The United States has suggested 75-percent average cuts in agricultural tariffs; the EU is proposing cuts of some 39 percent. The G-20 is proposing 54 percent cuts which he described as a good middle ground.
Meanwhile the Brazilian ambassador and titular head of the Group-of-20 developing country coalition maintained that the EU proposal from last October does not diverge from what Brussels is already doing in agriculture. He also blasted Brussels insistence on selecting 8 percent of all its tariffs lines as "sensitive" exempt from formula cuts in the final agreement. The United States and the G-20 want no more than one percent designated "sensitive."
Three 'Boxes'
Mr. Hugueney agreed that the maintenance of the "blue" box is probably necessary to systematically reduce trade-distorting farm spending over time. But, he added, it is imperative that negotiators agree to significant reductions for the "amber" and "blue" boxes. The G-20 sides with the United States that the 5-percent cap on "blue box" spending go down to 2.5 percent. Brasilia also wants better disciplines for applying "blue box" rules to such programs as the US counter-cyclical program. He insisted there be some guidelines and regular surveillance of the "green" box to ensure that no trade-distorting domestic programs escape scrutiny.
The Brazilian also insisted that limits in each box also apply to specific commodities.
According to his own country's studies, even 60-percent reductions in the "amber" box would have very little impact on real US farm spending, given the amount of "water" the United States currently enjoys. Spending from 2001 would fall from a current level of $22 billion to $21 billion, the ambassador stated.
Agricultural market access is the key component of the Doha Development Agenda, Mr. Hugueney added.
Figuring out the "theoretical" impact of the various formulas on trade now under discussion in the agriculture negotiations will be difficult, Mr. Hugueney stated. Performing the same exercise for industrial products would be much easier but presents various problems for different members.
Since the end of the Hong Kong ministerial in December, Brazil has attempted to get together a "NAMA-11" coalition to come up with a common position on reducing industrial tariffs. That did not work out because of the broad diversity of views among developing countries.
For advanced countries like Brazil, it is important to maintain the focus on high tariffs in industrial nations as well as on tariff peaks for goods such as leather products, processed steel and porcelain.
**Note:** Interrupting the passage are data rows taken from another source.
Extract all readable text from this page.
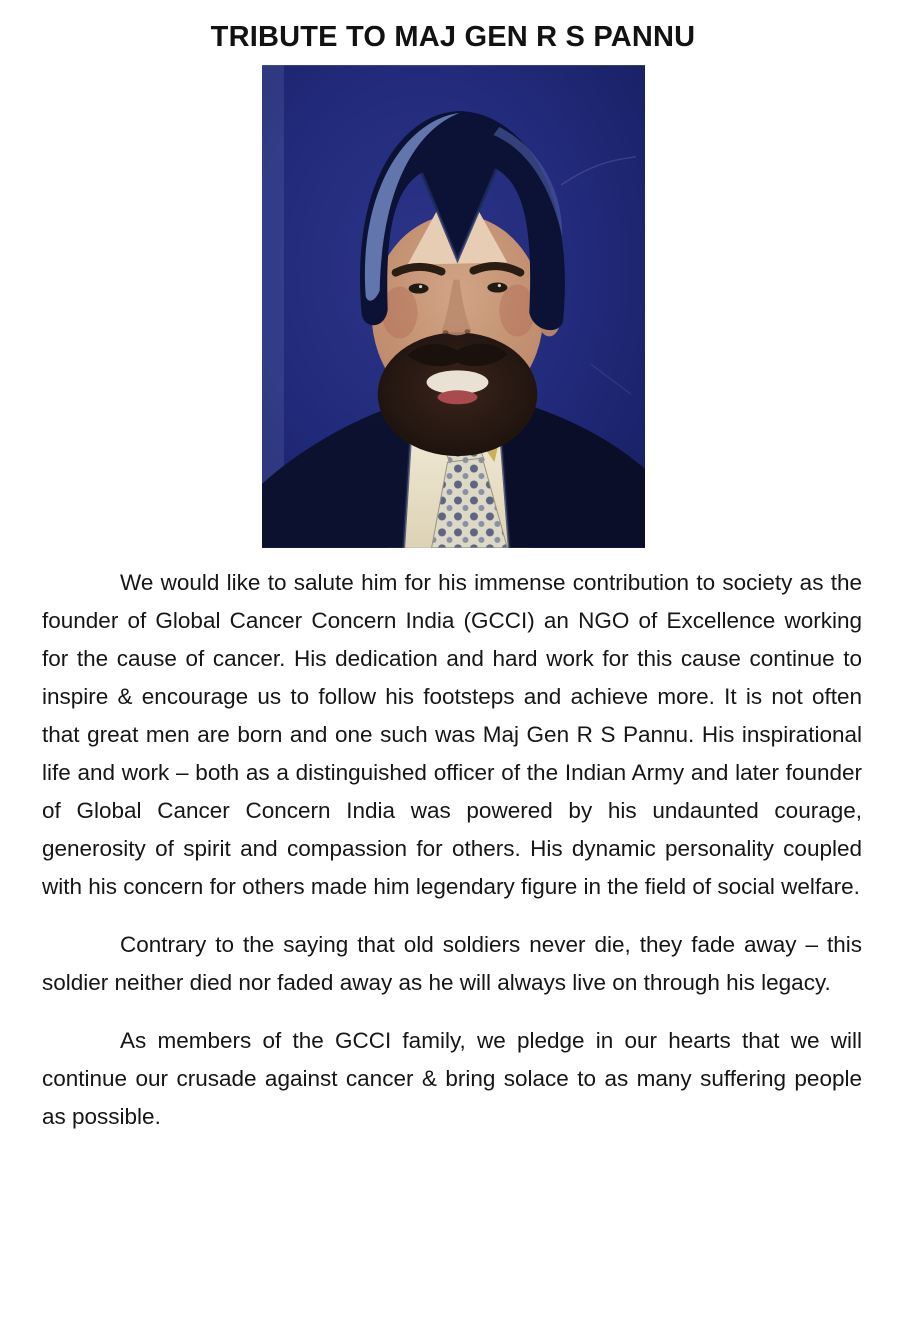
TRIBUTE TO MAJ GEN R S PANNU

We would like to salute him for his immense contribution to society as the founder of Global Cancer Concern India (GCCI) an NGO of Excellence working for the cause of cancer. His dedication and hard work for this cause continue to inspire & encourage us to follow his footsteps and achieve more. It is not often that great men are born and one such was Maj Gen R S Pannu. His inspirational life and work – both as a distinguished officer of the Indian Army and later founder of Global Cancer Concern India was powered by his undaunted courage, generosity of spirit and compassion for others. His dynamic personality coupled with his concern for others made him legendary figure in the field of social welfare.

Contrary to the saying that old soldiers never die, they fade away – this soldier neither died nor faded away as he will always live on through his legacy.

As members of the GCCI family, we pledge in our hearts that we will continue our crusade against cancer & bring solace to as many suffering people as possible.
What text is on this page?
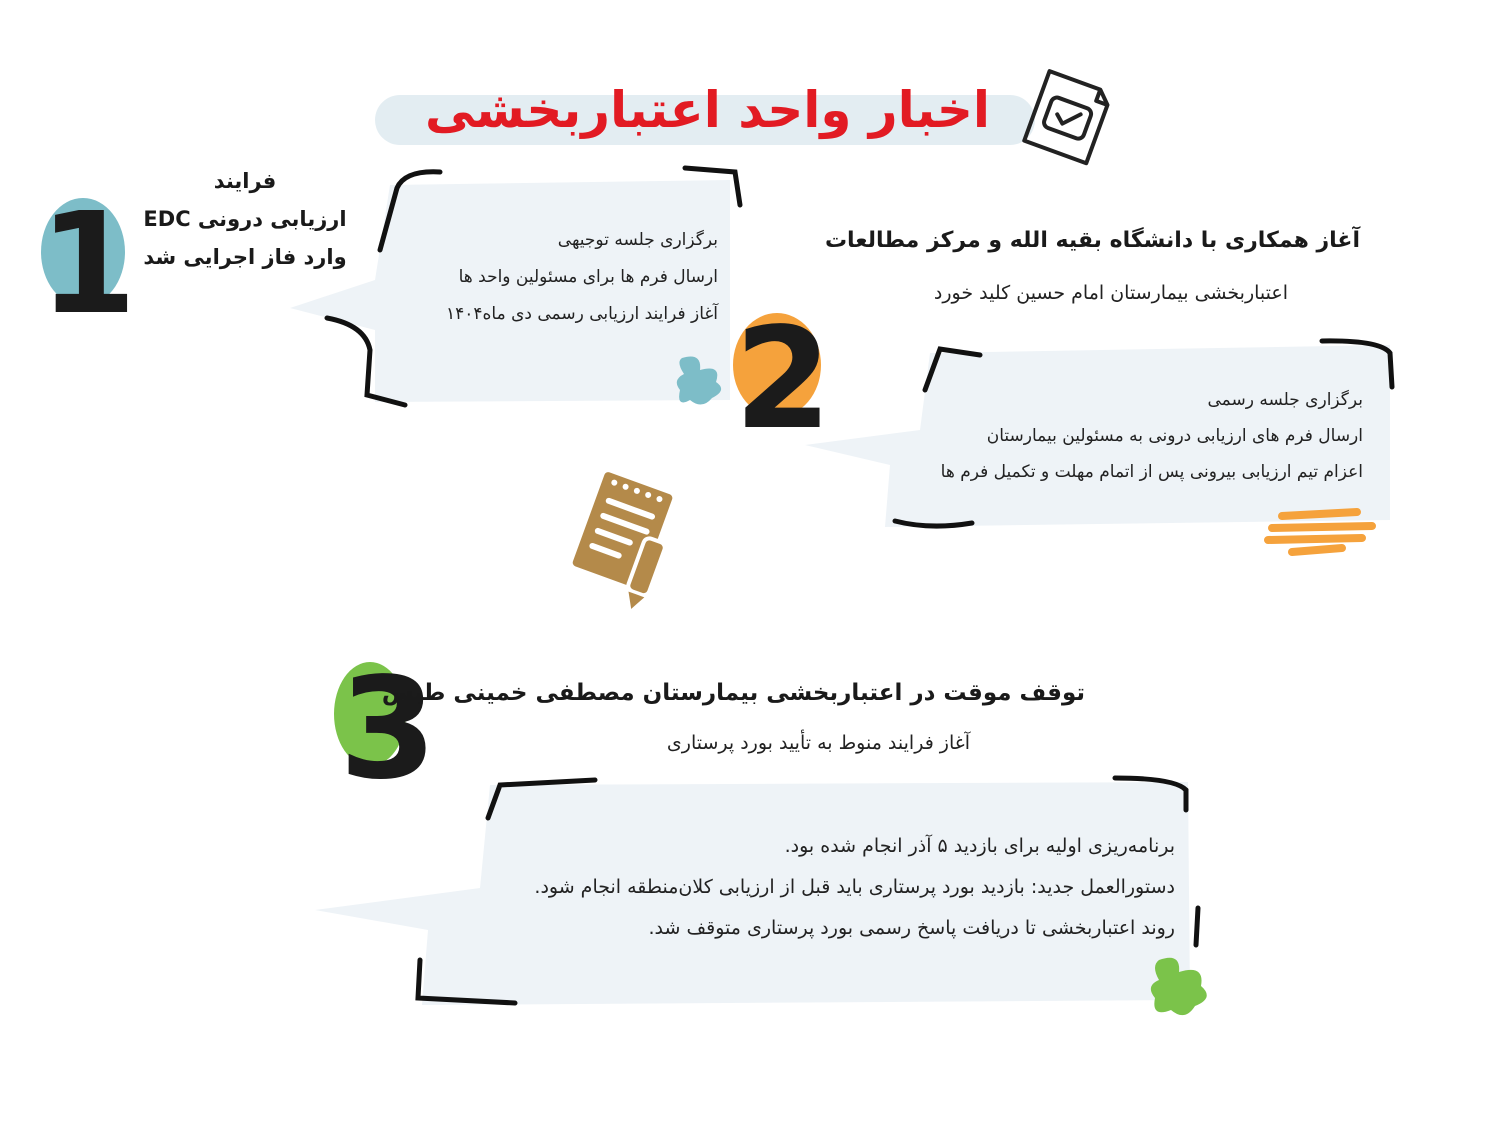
اخبار واحد اعتباربخشی
1
فرایند
ارزیابی درونی EDC
وارد فاز اجرایی شد
برگزاری جلسه توجیهی
ارسال فرم ها برای مسئولین واحد ها
آغاز فرایند ارزیابی رسمی دی ماه۱۴۰۴ 2
آغاز همکاری با دانشگاه بقیه الله و مرکز مطالعات
اعتباربخشی بیمارستان امام حسین کلید خورد
برگزاری جلسه رسمی
ارسال فرم های ارزیابی درونی به مسئولین بیمارستان
اعزام تیم ارزیابی بیرونی پس از اتمام مهلت و تکمیل فرم ها
3
توقف موقت در اعتباربخشی بیمارستان مصطفی خمینی طبس
آغاز فرایند منوط به تأیید بورد پرستاری
برنامه‌ریزی اولیه برای بازدید ۵ آذر انجام شده بود.
دستورالعمل جدید: بازدید بورد پرستاری باید قبل از ارزیابی کلان‌منطقه انجام شود.
روند اعتباربخشی تا دریافت پاسخ رسمی بورد پرستاری متوقف شد.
For other developing countries "less-than-full-reciprocity" is an important component of the Hong Kong declaration but, so far, has been difficult to flesh out. Special and Differential Treatment for developing countries also is crucial to the success of the round, but little likewise has been agreed.
Mr. Hugueney explained the importance of cutting from "bound" tariffs for developing countries. Even though the United States and the EU are adamant that cuts come from applied levels, developing countries often rely on their ability to quickly raise tariffs for various reasons. He said, however, that all countries should at least "bind" their tariffs; several Southeast Asian nations have so-called "unbound" tariffs.
The ambassador added that Brazil has little interest in "sectoral" tariff agreements although it is going along with similar exercises in the services negotiations.
Lack of agreement in the long-lagging services negotiations would likely not delay a final DDA agreement, Mr. Hugueney commented. From the beginning, he said, services has been on a separate track and presents much different trade opportunities and problems than industrial and agricultural tariffs.
The Brazilian trade negotiator met with senior US trade officials yesterday.